En clair, il n’apparaît pas l’opportunité d’une auto-saisine de la HAAC, de cas de demandes d’information non satisfaites ; à moins de clarifications pertinentes à venir.
Il est cependant intéressant de noter que la HAAC a trente jours pour vider un contentieux qui lui est soumis, avec possibilité de mener des enquêtes auprès de l’administration visée, dont les responsables sont tenus de mettre les documents nécessaires à la procédure à sa disposition dans un délai à fixer par elle.

Comment solliciter une information ?
L’article 78 du code répond que « Tout citoyen qui veut obtenir un renseignement ou un document auprès d’un organisme public en formule la demande. Cette demande est écrite ou verbale. Lorsqu’il s’agit d’une consultation sur place, la demande verbale est assortie d’un écrit.» En clair, il n’y a pas de demande verbale. Car, même pour une consultation sur place, la demande verbale est assortie d’un écrit. L’écrit et le verbal sont deux notions antinomiques. Le caractère oral de la demande disparaît dès lors qu’elle est soutenue par un écrit. Le législateur ne fixant pas à qui incombe la charge de l’écrit, dans ce cas, il est pertinent de penser qu’elle incombe au demandeur puisque c’est lui qui ferait, en cas de besoin, la preuve qu’il a bien formulé une demande… Laquelle est adressée au supérieur de l’agent détenteur de l’information. Dès lors qu’elle est formulée, la demande écrite fait l’objet d’apposition de la date de réception (article 79). Dans tous les cas, l’agent public dispose d’un délai de cinq jours pour y faire suite, en livrant l’information ou en renseignant le demandeur sur les conditions particulières à remplir, ou encore sur l’impossibilité de livrer l’information ; un délai initial qui peut être prorogé de 3 jours, à condition de n’avoir pas expiré déjà.
Malgré ces garanties, des restrictions au droit d’accès aux sources publiques d’information sont posées par le législateur. Ainsi, aux termes de l’article 83, «Les restrictions au droit d’accès aux sources publiques d’informations ne se justifient que dans des circonstances exceptionnelles commanditées (ce devrait être ‘’commandées’’) par l’intérêt public: le secret-défense et le secret de l’instruction judiciaire.» Puis, suivant l’article 84: Le droit d’accès aux sources publiques d’information ne s’étend pas aux notes personnelles inscrites sur un document, ni aux esquisses, ébauches, brouillons, notes préparatoires ou autres documents de même nature. De même, un organisme public peut refuser de communiquer un secret industriel qui lui appartient… (article 85).
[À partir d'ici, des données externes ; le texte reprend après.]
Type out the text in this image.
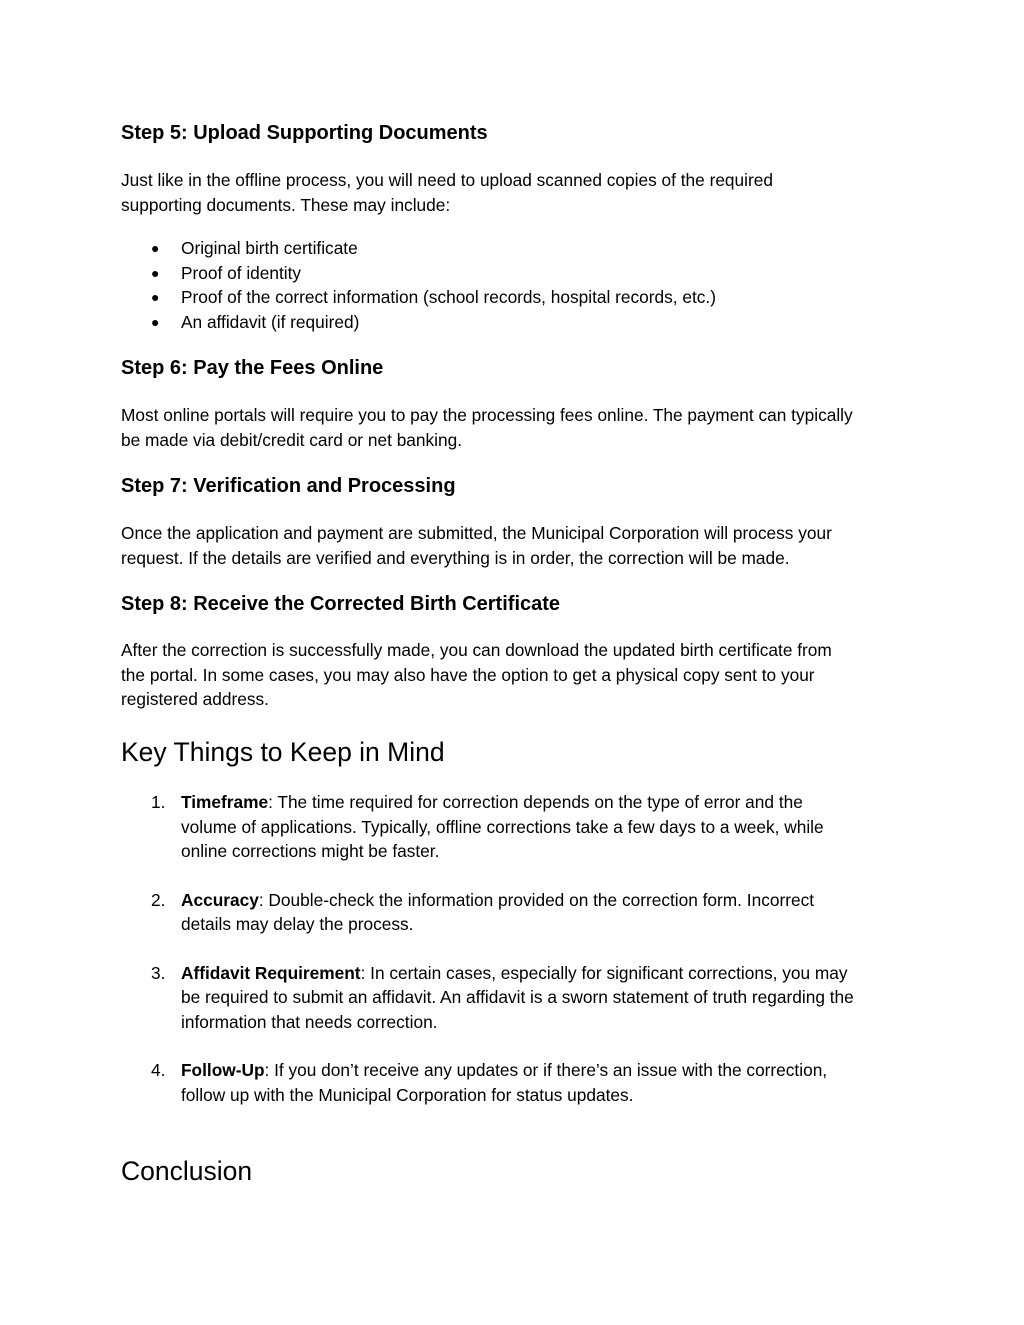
Step 5: Upload Supporting Documents

Just like in the offline process, you will need to upload scanned copies of the required
supporting documents. These may include:

● Original birth certificate
● Proof of identity
● Proof of the correct information (school records, hospital records, etc.)
● An affidavit (if required)
Step 6: Pay the Fees Online

Most online portals will require you to pay the processing fees online. The payment can typically
be made via debit/credit card or net banking.

Step 7: Verification and Processing

Once the application and payment are submitted, the Municipal Corporation will process your
request. If the details are verified and everything is in order, the correction will be made.

Step 8: Receive the Corrected Birth Certificate

After the correction is successfully made, you can download the updated birth certificate from
the portal. In some cases, you may also have the option to get a physical copy sent to your
registered address.

Key Things to Keep in Mind
1. Timeframe: The time required for correction depends on the type of error and the
volume of applications. Typically, offline corrections take a few days to a week, while
online corrections might be faster.
2. Accuracy: Double-check the information provided on the correction form. Incorrect
details may delay the process.
3. Affidavit Requirement: In certain cases, especially for significant corrections, you may
be required to submit an affidavit. An affidavit is a sworn statement of truth regarding the
information that needs correction.
4. Follow-Up: If you don’t receive any updates or if there’s an issue with the correction,
follow up with the Municipal Corporation for status updates.
Conclusion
Plus encore, l’article renseigne que « Ne peuvent pas être communiqués avant l’expiration d’un délai de six (06) mois à compter de la date d’émission : les communications du gouvernement à l’un de ses membres ou à un comité ministériel ; les communications d’un membre du gouvernement à un autre membre du gouvernement ; les recommandations d’un comité ministériel ou interministériel au Gouvernement ; les recommandations d’un membre du Gouvernement au Gouvernement ; les analyses au sein du Gouvernement, portant sur une recommandation ou une demande faite par un ministre, un comité ministériel ou un organisme public ou sur un projet de texte législatif ou réglementaire. Et, ne peuvent pas être communiqués avant l’expiration d’un délai de deux (02) ans à compter de la date d’émission : l’ordre du jour d’une réunion du Conseil des ministres ; les mémoires des délibérations du Conseil des ministres.
Sous réserve de leurs statuts et de leurs règlements intérieurs, les mêmes dispositions sont applicables, avec les adaptations nécessaires, aux mémoires des délibérations des Institutions constitutionnelles.
Ici, apparaît clairement un culte du secret, un goût de l’opacité. Autrement, comment expliquer que l’ordre du jour du Conseil des ministres ne soit communicable qu’après deux ans, alors même qu’il est censé est porté au public dans le communiqué final qui sanctionne les sessions dudit Conseil. Et que les exigences du monde actuel font du tout-information, de l’information en temps réel, un signe d’efficacité. Ne voit-on pas ailleurs que l’ordre du jour du Conseil des ministres est annoncé parfois même avant la tenue de la session ?
Dans tous les cas, le législateur a prévu de sanctionner les agents qui abusent du culte du secret et privent les populations de la jouissance du droit d’accès aux sources d’information. C’est ainsi qu’il apparaît à l’article 71 du code que « Tout agent ou organisme public qui refuse le droit d’accès aux sources publiques d’information, doit en justifier la décision. Toute entrave aux droits d’accès à l’information est passible de sanction administrative et/ou judiciaire.» Et l’article 267 précise que « Toute dissimulation, dissipation ou altération du contenu d’un document objet d’un recours en contestation d’une décision de refus d’accès aux sources d’information publiques, sera punie d’un emprisonnement de trois (03) mois à un (01) an et d’une amende de cinq cent mille (500 000) à deux millions (2 000 000) de francs CFA.» Si cette disposition est valable pour la répression des actes non de refus de communiquer des informations mais de leur altération ou destruction, l’article 285 vise bien le refus de la jouissance du droit d’accès en prévoyant qu’ « En cas de non-respect des dispositions des articles 63, 70 et 72 de la présente loi, les contrevenants seront punis d’une amende de deux cent mille (200 000) à cinq cent mille (500 000) francs CFA.»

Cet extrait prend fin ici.